À l’école de la République où j’allais, des maîtres m’enseignèrent que les Gaulois étaient nos ancêtres, fait d’autant plus incontestable qu’il était confirmé par le nom du monarque qui régnait alors sur la France ! Les images du livre d’histoire étaient belles, malgré les taches d’encre violette laissées par les écoliers des années passées. Elles donnaient envie d’apprendre et d’aimer la France. J’imagine que, pour obtenir ce résultat, nos « apprenants » n’avaient pas ingurgité des projets pédagogiques filandreux. Plus tard, je lus L’Identité de la France de Fernand Braudel et je compris que, si ce que m’avaient enseigné mes instituteurs n’était pas faux, les choses étaient tout de même plus compliquées.
Ces images nostalgiques me reviennent en contrepoint de ce que je lis dans la page consacrée au thème nation-intégration sur le site du Parti socialiste et ce, dans le cadre de ces fameux états généraux des socialistes. Une historienne qui prendra sans doute place à la suite des plus grands, Marylise Lebranchu, accessoirement ministre, écrit avec la certitude de celle qui détient la vérité : "La nation française s'est construite par et grâce à l’immigration : au fil des siècles, elle s’est enrichie de l’apport extérieur que représentaient les arrivées successives de populations immigrées."

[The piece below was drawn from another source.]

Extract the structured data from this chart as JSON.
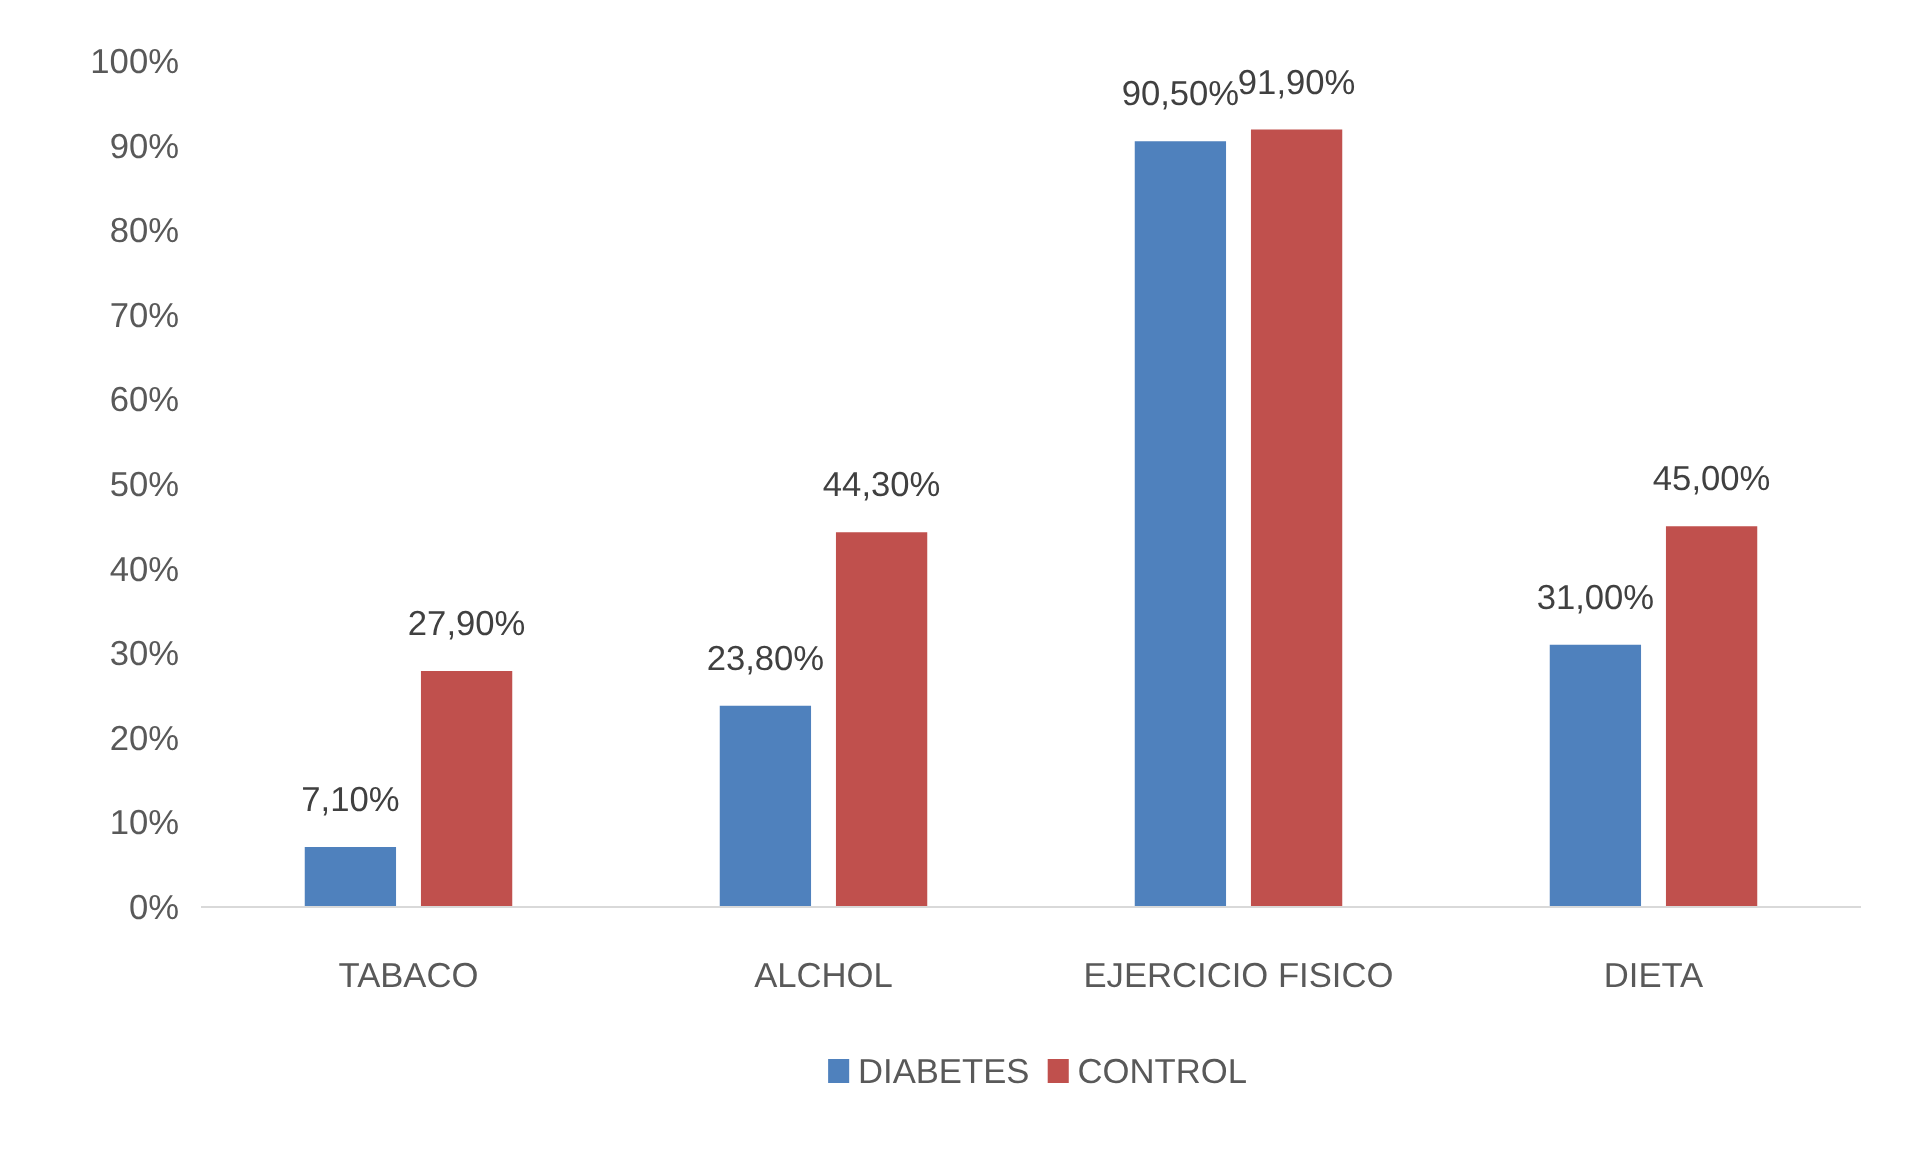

Notre historienne aurait écrit "la nation française s’est en partie construite par l’immigration", la chose était discutable (au sens que l’on peut en discuter) et recélait évidemment sa part de vérité. Alors, comment expliquer une phrase si réductrice ? Soit Mme Lebranchu ne sait pas écrire ou a tapé trop vite sur son clavier - j’en doute. Soit sa connaissance de notre histoire est bien sommaire - je n’en sais rien. Soit, enfin, elle lit notre histoire à travers le prisme idéologique. On ne m’enlèvera pas de l’esprit que cette explication est la bonne. Le "par et grâce" quelque peu insistant est sans ambiguïté.
Écrire que "la nation française s’est construite par et grâce à l’immigration", même et peut-être surtout dans le cadre d’un débat "nation-intégration", consiste tout bonnement à faire passer du côté de la face obscure notre roman national. Je n’irai pas jusqu’à évoquer les quarante rois qui ont fait la France : je ne veux pas provoquer tous ceux dont le disque dur n’enregistre qu’à partir de 1789. Cependant, j’ai quand même envie de dire au ministre et à tous ces jargonneurs du « faire société » que la nation française s’est d’abord construite grâce au labeur patient d’une chaîne ininterrompue de générations installées sur cette terre bien avant que l’immigration ne devienne, selon le dogme établi, une chance.
La nation française s’est construite aussi grâce aux sacrifices de ses soldats sur les champs de bataille. J’ai beau lire des pages et des pages de posts sur le site du Parti socialiste, rien sur ces contributions décisives à la construction de notre nation. Il me semble pourtant que l’intégration passe d’abord par l’appropriation du roman national que l’on devrait se garder de falsifier.